The officers directly involved in the beating were fired on Jan. 20.

Violent body camera footage of the incident was released to the public on Jan. 27.

His mother, RowVaughn Wells, was in attendance at the hearing and said she would attend each court date until “we get justice for my son,” according to BBC.

Lawyers are gathering evidence for the case, and according to the judge assigned to the case, it likely won’t be concluded any time soon.

What happens next in Memphis after Tyre Nichols’ death?

Nichols’ death has sparked more cries from activists to end police brutality and address police violence, with calls coming from the Rev. Al Sharpton to Vice President Kamala Harris, both of whom attended his funeral service.

Memphis is considering legislation similar to the “Driving Equality” law in Philadelphia, which reclassifies “seven low-level offenses as ‘secondary,’ meaning they can’t serve as the sole reason a police officer pulls over a motorist, The Philadelphia Inquirer reported.
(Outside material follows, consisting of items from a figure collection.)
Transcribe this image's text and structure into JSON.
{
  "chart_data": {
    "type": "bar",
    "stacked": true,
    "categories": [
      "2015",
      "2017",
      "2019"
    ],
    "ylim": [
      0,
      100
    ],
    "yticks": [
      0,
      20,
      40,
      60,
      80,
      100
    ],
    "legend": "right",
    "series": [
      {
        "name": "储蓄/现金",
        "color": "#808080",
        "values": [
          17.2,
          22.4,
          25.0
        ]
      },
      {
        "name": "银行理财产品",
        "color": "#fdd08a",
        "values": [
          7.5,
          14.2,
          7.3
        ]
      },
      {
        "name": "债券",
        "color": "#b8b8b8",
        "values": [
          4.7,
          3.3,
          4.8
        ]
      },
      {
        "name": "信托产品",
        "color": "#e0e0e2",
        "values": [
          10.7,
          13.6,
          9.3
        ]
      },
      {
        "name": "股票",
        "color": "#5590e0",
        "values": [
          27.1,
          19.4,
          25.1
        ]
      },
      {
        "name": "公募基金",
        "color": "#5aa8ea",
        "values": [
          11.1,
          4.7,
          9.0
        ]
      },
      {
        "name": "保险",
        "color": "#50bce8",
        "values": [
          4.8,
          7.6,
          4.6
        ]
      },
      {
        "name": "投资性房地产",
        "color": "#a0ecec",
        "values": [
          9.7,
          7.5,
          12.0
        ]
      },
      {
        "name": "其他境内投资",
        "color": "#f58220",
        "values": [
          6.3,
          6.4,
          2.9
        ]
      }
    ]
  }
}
The offenses include driving with one headlight out and having a vehicle registration that is less than 60 days expired.

“We want to decrease the possibility of negative interactions,” Memphis city council member Michalyn Easter-Thomas said, per The Philadelphia Inquirer.
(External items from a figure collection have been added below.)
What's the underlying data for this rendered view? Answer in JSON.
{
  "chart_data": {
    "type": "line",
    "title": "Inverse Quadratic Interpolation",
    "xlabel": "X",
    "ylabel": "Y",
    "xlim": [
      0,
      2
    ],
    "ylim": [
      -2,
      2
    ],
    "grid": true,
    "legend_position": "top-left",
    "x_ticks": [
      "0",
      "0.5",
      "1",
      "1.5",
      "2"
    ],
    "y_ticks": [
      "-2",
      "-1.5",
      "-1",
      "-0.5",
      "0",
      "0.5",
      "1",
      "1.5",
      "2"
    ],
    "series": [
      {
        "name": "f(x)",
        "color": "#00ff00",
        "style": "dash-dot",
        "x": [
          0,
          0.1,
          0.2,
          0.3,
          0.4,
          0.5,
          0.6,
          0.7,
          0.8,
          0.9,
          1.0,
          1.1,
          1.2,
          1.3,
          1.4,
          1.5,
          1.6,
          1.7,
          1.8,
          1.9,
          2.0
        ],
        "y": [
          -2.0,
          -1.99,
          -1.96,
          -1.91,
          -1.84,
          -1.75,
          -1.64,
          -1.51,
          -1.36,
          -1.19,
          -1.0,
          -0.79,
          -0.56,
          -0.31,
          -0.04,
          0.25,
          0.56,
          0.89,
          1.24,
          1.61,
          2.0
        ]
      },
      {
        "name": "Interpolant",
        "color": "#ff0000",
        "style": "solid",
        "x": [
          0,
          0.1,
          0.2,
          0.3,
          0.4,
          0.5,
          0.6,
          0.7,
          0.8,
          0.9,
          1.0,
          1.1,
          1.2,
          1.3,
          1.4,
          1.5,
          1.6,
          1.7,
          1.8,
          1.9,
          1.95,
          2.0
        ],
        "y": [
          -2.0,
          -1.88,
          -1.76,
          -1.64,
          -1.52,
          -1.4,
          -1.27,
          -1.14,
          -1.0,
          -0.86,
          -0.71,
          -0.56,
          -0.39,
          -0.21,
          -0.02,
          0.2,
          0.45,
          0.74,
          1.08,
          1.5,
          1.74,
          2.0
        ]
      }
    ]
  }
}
The council voted unanimously in favor of the bill and it will go through two more rounds before it could be passed.

Canopy in Memphis park dedicated to Tyre Nichols

A canopy in Tom Lee Park in Memphis was dedicated to Nichols, and his family attended the ceremony on Friday, ABC24 reported. The canopy will now be called “Sunset Canopy” in honor of Nichols’ passion for watching and taking photos and videos of sunsets.

Wells says Nichols was likely on his way home from skateboarding and watching the sunset when the traffic stop occurred.